The famous Bersaglieri had been formed in 1836 as part of the Piedmontese Army, and right from the start they made an impact. Acting as both light infantry and, on occasion, elite assault troops, they quickly earned an excellent reputation. An important part of gaining recognition and building esprit-de-corps is having a distinctive feature, and for the Bersaglieri this is the feather plume on the right side on their hat, a feature that they retain to this day.

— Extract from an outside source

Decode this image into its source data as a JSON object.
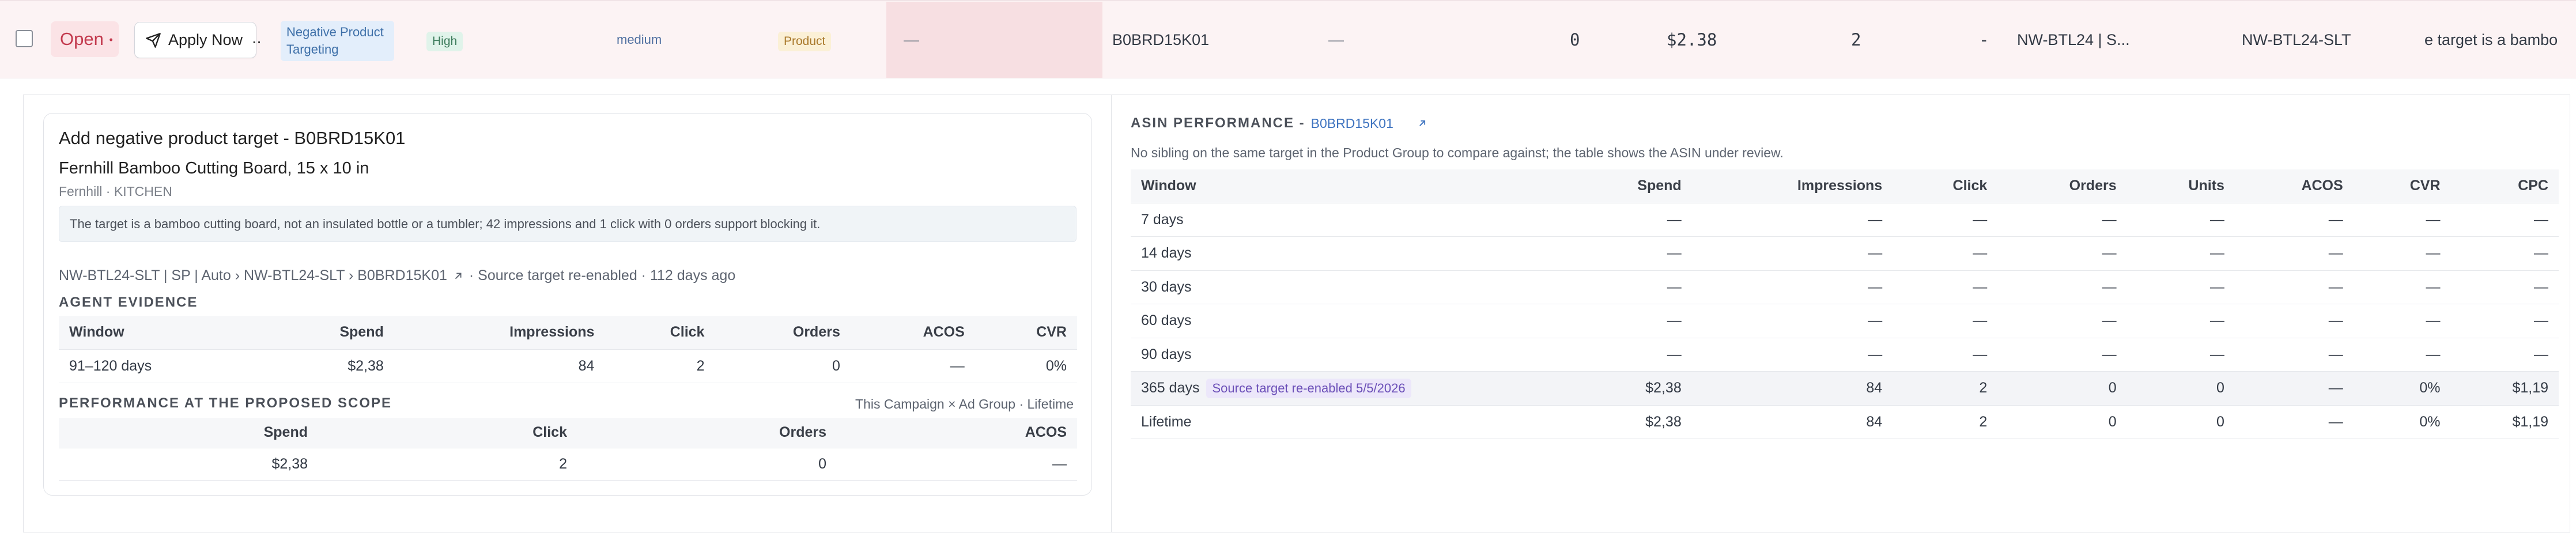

These figures were made during the late 1960s, and came in a variety of packaging with varying numbers of each pose. The packaging made no reference to the period for these figures, but they wear a uniform worn by these troops during the First World War. While this uniform had existed well before 1915, the presence of the grenade, and the style of ammunition pouches, reinforce the Great War dating, and the header card illustration showing men advancing through barbed wire seems to confirm it. However it is perfectly possible that no particular date was intended with these figures, and they are just generic Bersaglieri! Their Moretto hats with the cockerel feathers are the most eye-catching part of their costume, but these were withdrawn in September 1915, only months after Italy entered the war, because not surprisingly they were deemed too visible. Two years later they made a return, but by then the plume was attached to helmets, so these figures are actually only well suited to the early months of Italy’s war, particularly as later in the war the men wore puttees around the whole of the lower leg, which these figures do not. They wear a short tunic that differed greatly from the standard infantry tunic of the day, having been issued to cycle units and some other Bersaglieri. It has a stand-and-fall collar and breast pockets, although curiously these figures are wearing theirs unbuttoned at the neck. The loose trousers were normal, and again unlike the infantry these men wear gaiters. Equipment and webbing is very minimal and well below what would normally have been worn - most have few or no ammunition pouches, for example!

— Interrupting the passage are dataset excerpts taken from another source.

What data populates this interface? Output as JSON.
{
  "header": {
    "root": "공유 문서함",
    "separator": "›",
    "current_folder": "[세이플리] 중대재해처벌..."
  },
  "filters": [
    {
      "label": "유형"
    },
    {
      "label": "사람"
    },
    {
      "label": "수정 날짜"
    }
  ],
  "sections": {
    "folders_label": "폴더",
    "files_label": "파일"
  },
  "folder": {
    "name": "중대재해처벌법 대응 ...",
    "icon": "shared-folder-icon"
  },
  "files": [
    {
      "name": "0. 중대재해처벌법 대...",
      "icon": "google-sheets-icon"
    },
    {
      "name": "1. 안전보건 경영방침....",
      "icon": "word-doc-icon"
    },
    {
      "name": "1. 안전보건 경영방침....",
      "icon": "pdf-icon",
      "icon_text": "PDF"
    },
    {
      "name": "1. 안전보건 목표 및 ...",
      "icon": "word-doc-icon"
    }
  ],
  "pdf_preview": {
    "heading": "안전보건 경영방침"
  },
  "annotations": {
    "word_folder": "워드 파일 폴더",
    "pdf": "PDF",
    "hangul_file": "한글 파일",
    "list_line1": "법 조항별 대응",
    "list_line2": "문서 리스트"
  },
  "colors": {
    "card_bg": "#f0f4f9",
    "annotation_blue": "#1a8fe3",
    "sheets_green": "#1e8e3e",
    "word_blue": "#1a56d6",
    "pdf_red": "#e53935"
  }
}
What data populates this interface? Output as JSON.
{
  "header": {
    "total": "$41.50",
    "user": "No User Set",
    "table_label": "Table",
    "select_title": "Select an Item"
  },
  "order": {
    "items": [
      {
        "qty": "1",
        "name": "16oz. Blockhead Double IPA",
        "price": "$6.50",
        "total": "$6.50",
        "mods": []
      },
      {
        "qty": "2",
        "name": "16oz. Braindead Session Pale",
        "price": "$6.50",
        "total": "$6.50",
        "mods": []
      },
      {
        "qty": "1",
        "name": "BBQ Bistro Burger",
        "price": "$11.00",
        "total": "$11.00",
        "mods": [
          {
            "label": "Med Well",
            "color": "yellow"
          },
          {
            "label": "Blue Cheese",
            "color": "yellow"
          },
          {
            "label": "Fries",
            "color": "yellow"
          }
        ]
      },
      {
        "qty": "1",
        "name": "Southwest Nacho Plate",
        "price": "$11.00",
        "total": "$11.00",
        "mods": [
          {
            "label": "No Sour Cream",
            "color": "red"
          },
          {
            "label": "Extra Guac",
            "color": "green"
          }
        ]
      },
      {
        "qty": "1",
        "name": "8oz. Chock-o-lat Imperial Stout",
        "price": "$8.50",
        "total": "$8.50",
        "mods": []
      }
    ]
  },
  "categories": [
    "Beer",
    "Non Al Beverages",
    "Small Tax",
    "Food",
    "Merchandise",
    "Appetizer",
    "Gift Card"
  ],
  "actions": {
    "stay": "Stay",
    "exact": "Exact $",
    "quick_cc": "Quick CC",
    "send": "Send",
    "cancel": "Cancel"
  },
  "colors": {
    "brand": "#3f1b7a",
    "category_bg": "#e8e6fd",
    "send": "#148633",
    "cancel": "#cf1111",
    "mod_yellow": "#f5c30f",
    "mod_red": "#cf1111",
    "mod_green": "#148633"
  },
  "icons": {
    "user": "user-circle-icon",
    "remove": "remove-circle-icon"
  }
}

As can be seen the poses are a meagre selection, although if you choose to limit yourself to five then these are about the best ones to use. However they are not particularly well done, with little impression of movement or urgency. This applies especially to the man about to throw a grenade, with little energy apparently being put into the throw.
The quality of these figures is perhaps fairly typical of their era, but clearly they fail to compare well with the standards that can be achieved today. The detail is not particularly sharp and has been kept at a low level, with very little kit, featureless weapons and only the more obvious folds in the clothing. Flash is quite extensive and there are many areas where the moulds do not match well, so that items seen from one side simply stop dead at the mould line. Today they would be condemned as very poor, but at the time their young purchasers probably neither noticed nor cared.
The style of these figures is reminiscent of that other Italian producer, Atlantic. While not matching or even approaching today’s high standards, this is still one of the very few sets that could work as Great War Italians, and to date no one else has depicted this subject. As a result they continue to have something to offer, but the set is extremely rare these days.